F. NPUs & edge AI (high-level)

These weren’t the star of the CNBC video but are important for the broader “which companies to watch” question:

  • Apple (AAPL): Neural Engine in A- and M-series SoCs, used in iPhones, Macs, iPads – on-device AI.
  • Qualcomm (QCOM): Hexagon NPU in Snapdragon; now very AI-heavy marketing for phones and “AI PCs.”
  • Samsung (005930.KS): Exynos with integrated NPU.

Key angle:

  • This is the edge AI growth story – every high-end device will want an NPU.

3. When it Group into Category

Category 1 – Merchant AI chip & platform vendors

  • Nvidia (NVDA) – dominant merchant AI GPU/accelerator supplier; huge data-center revenue, enormous AI backlog.
  • AMD (AMD) – second-source high-end GPUs (MI300 series) especially at Microsoft/Azure & others.
  • Intel (INTC) – Gaudi AI accelerators and CPUs in data centers.
  • Networking & packaging partners: Broadcom (AVGO), Marvell (MRVL) etc., which provide high-speed interconnects and co-design for some custom chips (TPUs, MTIA).

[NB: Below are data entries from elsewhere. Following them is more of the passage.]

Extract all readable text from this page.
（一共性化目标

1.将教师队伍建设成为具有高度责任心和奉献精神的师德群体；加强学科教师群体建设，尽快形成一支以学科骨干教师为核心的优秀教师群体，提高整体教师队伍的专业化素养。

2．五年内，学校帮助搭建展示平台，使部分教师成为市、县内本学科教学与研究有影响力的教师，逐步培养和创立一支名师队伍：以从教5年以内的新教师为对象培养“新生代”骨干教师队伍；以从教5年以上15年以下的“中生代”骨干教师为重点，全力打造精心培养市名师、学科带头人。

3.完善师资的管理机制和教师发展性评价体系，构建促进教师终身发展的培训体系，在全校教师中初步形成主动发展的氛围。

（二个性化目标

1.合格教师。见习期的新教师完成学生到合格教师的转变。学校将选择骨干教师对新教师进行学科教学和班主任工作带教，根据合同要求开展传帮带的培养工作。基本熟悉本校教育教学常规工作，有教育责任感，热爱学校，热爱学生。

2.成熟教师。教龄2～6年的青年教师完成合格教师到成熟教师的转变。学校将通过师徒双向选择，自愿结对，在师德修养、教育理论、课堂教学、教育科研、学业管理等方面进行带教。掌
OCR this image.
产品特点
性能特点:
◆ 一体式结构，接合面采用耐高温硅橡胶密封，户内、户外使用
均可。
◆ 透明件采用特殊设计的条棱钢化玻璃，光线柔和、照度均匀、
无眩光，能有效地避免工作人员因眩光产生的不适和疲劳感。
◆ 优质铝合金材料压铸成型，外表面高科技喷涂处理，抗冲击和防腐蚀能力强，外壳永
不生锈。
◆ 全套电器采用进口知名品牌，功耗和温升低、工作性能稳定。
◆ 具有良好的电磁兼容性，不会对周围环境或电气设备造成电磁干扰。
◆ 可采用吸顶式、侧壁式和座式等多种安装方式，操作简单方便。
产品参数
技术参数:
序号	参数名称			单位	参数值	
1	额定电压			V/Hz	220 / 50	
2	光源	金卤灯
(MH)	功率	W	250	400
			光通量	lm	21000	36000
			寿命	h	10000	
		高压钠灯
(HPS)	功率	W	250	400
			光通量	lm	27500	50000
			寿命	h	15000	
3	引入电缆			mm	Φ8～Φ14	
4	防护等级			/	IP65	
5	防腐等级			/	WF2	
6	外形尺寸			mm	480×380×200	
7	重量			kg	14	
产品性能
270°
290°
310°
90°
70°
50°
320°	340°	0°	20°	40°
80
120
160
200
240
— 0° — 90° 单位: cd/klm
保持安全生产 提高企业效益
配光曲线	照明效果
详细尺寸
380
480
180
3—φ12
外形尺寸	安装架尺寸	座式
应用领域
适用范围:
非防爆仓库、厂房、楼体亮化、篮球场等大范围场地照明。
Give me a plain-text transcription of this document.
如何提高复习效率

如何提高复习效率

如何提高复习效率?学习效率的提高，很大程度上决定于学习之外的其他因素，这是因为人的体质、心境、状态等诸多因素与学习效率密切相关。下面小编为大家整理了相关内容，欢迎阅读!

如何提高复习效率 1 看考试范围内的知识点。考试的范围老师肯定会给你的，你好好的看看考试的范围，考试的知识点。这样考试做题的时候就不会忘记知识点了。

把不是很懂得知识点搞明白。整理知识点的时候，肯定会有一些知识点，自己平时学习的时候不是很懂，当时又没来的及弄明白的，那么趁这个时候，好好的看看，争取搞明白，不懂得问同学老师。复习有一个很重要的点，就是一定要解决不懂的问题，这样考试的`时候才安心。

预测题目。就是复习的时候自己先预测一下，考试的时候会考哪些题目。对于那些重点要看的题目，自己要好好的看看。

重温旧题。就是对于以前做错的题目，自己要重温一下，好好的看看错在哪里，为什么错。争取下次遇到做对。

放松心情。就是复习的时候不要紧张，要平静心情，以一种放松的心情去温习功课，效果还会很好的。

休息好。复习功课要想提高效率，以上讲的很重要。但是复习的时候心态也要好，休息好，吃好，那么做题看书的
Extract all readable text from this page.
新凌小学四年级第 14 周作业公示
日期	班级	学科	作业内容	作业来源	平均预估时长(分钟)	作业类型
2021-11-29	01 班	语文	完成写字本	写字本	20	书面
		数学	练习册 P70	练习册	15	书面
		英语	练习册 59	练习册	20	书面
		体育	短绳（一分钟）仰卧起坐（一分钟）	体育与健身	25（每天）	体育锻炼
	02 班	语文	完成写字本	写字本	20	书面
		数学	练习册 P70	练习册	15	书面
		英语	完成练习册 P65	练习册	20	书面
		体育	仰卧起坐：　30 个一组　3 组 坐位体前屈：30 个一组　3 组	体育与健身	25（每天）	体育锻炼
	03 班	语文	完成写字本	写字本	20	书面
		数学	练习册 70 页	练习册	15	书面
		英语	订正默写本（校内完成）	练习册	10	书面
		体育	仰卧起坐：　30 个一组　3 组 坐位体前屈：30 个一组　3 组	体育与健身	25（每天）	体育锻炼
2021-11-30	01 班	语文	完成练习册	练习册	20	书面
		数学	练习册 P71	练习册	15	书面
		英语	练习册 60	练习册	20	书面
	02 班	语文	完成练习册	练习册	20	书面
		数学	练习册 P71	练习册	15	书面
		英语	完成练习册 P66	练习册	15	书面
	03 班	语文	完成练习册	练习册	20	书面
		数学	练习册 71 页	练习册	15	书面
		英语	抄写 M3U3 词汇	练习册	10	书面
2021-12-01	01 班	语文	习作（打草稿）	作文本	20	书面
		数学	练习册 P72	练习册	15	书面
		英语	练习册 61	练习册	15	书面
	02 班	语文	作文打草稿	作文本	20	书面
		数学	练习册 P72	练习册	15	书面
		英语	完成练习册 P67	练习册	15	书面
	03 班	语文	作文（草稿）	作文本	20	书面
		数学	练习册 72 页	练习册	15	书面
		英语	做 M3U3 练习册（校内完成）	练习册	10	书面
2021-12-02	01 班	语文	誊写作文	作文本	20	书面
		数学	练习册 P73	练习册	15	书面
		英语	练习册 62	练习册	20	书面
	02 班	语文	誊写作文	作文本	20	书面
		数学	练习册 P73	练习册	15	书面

Category 2 – Hyperscalers with in-house AI ASICs

  • Alphabet (GOOGL) – TPUs (training/inference), used internally and in Google Cloud.
  • Amazon (AMZN) – Trainium & Inferentia in AWS, plus a big Anthropic partnership that validates them.
  • Microsoft (MSFT) – Maia accelerators for Azure & OpenAI, Cobalt CPUs, plus big Nvidia & AMD deployments.
  • Meta (META) – MTIA chips and planned Rivos acquisition to deepen internal silicon capabilities.
  • Oracle (ORCL) – still reliant on Nvidia Blackwell for its AI cloud, no large in-house AI ASIC yet, but strongly tied to Nvidia.

These companies are both customers of Nvidia and potential long-term competitors via their own ASICs.

Category 3 – Foundries & manufacturing ecosystem

  • TSMC (TSM) – the common denominator for many of these chips (Nvidia GPUs, Google TPUs, AWS Trainium/Inferentia, Microsoft Maia, Meta MTIA).
  • Samsung Electronics, Intel Foundry – also chasing advanced AI chip fab business.

Category 4 – Edge AI & NPUs

  • Apple (AAPL) – on-device Neural Engine.
  • Qualcomm (QCOM) – Snapdragon NPUs for phones and AI PCs.
  • Samsung (005930.KS) – Exynos NPUs, plus memory supply to others.